Inverse Transformation
After encoding, you can also decode the numerical labels back to their original categorical values using the inverse_transform()
method.
Example: Inverse Transformation
# Decode the numerical labels back to the original labels
decoded_labels = label_encoder.inverse_transform(encoded_labels)
print("Decoded labels:", decoded_labels)
Output:
Decoded labels: ['apple' 'orange' 'banana' 'apple' 'orange' 'banana']
Working with DataFrames
Label encoding is commonly used with Pandas DataFrames, where you need to encode categorical columns in a dataset.
Example: Label Encoding with a DataFrame
import pandas as pd
from sklearn.preprocessing import LabelEncoder
# Sample DataFrame
data = {'Fruit': ['apple', 'orange', 'banana', 'apple', 'orange', 'banana'],
'Color': ['red', 'orange', 'yellow', 'green', 'orange', 'yellow']}
df = pd.DataFrame(data)
# Create a LabelEncoder object
label_encoder = LabelEncoder()
# Apply label encoding to the 'Fruit' column
df['Fruit_Encoded'] = label_encoder.fit_transform(df['Fruit'])
# Apply label encoding to the 'Color' column
df['Color_Encoded'] = label_encoder.fit_transform(df['Color'])
print(df)
Output:
Fruit Color Fruit_Encoded Color_Encoded
0 apple red 0 1
1 orange orange 2 2
2 banana yellow 1 3
3 apple green 0 0
4 orange orange 2 2
5 banana yellow 1 3
In this example:
- The
Fruit
andColor
columns in the DataFrame are label encoded into numerical values. - The encoded columns (
Fruit_Encoded
andColor_Encoded
) represent the original categorical data in numerical form.
When to Use Label Encoding
Label encoding is appropriate when:
- You have categorical data with an implicit order (e.g., “low”, “medium”, “high”).
- You want to convert categorical data into a format that machine learning models can use.
- Your categorical data has a relatively small number of distinct values.
When Not to Use Label Encoding
Label encoding is not suitable when:
- The categorical values do not have an ordinal relationship, and using label encoding might introduce unintended ordinal relationships.

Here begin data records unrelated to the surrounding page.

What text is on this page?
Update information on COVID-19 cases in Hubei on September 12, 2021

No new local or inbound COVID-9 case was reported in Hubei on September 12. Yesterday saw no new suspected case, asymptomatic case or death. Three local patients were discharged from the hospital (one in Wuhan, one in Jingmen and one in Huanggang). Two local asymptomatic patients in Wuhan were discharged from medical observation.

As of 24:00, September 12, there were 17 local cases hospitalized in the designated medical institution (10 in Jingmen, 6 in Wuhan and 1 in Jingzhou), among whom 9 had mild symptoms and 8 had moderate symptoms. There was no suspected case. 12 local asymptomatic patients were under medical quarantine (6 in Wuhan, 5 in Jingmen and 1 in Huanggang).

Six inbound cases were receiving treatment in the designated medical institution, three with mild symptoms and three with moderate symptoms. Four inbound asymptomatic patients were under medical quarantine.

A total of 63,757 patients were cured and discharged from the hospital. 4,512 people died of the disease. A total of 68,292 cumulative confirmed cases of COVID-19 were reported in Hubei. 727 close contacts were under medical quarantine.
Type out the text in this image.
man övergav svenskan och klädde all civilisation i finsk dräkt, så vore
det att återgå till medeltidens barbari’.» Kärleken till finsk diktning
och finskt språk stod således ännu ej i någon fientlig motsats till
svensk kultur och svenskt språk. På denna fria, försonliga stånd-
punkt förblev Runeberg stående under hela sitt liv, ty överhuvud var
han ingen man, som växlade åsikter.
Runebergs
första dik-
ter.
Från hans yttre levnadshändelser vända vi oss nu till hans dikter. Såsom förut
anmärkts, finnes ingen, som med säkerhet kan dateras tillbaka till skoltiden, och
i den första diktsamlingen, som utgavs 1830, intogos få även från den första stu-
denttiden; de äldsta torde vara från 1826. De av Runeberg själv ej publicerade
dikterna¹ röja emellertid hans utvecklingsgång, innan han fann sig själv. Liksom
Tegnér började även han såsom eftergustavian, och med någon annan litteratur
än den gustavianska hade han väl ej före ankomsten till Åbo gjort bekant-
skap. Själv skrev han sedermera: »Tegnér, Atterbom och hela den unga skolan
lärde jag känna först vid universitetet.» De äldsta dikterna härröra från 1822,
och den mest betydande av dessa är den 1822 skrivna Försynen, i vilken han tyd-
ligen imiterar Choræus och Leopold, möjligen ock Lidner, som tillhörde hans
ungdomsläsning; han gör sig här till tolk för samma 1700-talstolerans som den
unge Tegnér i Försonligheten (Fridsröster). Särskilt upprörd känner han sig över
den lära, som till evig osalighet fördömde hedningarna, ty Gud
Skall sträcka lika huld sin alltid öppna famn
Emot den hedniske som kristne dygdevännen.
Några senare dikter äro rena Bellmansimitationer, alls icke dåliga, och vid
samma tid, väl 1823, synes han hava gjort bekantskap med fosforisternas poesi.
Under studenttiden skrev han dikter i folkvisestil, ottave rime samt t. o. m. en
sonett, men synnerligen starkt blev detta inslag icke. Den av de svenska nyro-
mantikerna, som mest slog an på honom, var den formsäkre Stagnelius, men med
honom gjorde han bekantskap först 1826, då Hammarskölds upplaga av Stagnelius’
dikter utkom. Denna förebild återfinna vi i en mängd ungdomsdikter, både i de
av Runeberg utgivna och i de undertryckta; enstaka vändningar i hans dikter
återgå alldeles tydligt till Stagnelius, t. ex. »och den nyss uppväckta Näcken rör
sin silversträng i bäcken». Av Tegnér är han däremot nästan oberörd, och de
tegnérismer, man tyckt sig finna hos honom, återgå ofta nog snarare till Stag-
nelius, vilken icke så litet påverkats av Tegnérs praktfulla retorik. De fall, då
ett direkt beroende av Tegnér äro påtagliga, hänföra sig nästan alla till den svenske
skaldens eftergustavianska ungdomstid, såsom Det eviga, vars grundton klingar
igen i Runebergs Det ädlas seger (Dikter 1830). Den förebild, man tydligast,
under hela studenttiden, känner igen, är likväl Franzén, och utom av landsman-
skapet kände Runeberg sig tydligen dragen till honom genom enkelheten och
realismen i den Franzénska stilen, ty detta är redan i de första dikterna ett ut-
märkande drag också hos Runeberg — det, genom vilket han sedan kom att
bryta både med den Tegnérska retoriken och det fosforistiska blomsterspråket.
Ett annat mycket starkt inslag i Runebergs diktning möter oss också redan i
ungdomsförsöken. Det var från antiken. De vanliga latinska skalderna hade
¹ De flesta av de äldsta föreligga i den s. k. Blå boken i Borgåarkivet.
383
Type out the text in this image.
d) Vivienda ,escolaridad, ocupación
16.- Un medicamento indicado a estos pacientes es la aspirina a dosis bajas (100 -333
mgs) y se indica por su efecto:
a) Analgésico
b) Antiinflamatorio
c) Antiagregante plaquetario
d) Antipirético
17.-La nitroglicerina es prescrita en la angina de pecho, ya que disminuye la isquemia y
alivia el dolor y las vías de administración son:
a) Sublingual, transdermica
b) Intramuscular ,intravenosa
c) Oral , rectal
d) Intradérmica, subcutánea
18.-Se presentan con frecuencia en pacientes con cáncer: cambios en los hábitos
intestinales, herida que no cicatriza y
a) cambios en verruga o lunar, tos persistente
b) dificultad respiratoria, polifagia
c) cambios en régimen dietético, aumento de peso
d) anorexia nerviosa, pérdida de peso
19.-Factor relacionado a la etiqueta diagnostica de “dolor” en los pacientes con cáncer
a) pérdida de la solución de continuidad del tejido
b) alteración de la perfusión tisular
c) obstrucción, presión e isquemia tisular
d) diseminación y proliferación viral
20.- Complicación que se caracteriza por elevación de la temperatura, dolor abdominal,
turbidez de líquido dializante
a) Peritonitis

- The categorical data has a large number of distinct values, which might cause problems with models that interpret numerical data as having a specific order.
Conclusion
Label encoding is a simple and effective way to convert categorical data into numerical form in Python. By using the LabelEncoder
class from the sklearn.preprocessing
module, you can easily encode categorical variables for use in machine learning models. However, it’s important to consider whether label encoding is appropriate for your specific use case, especially when dealing with non-ordinal categorical data.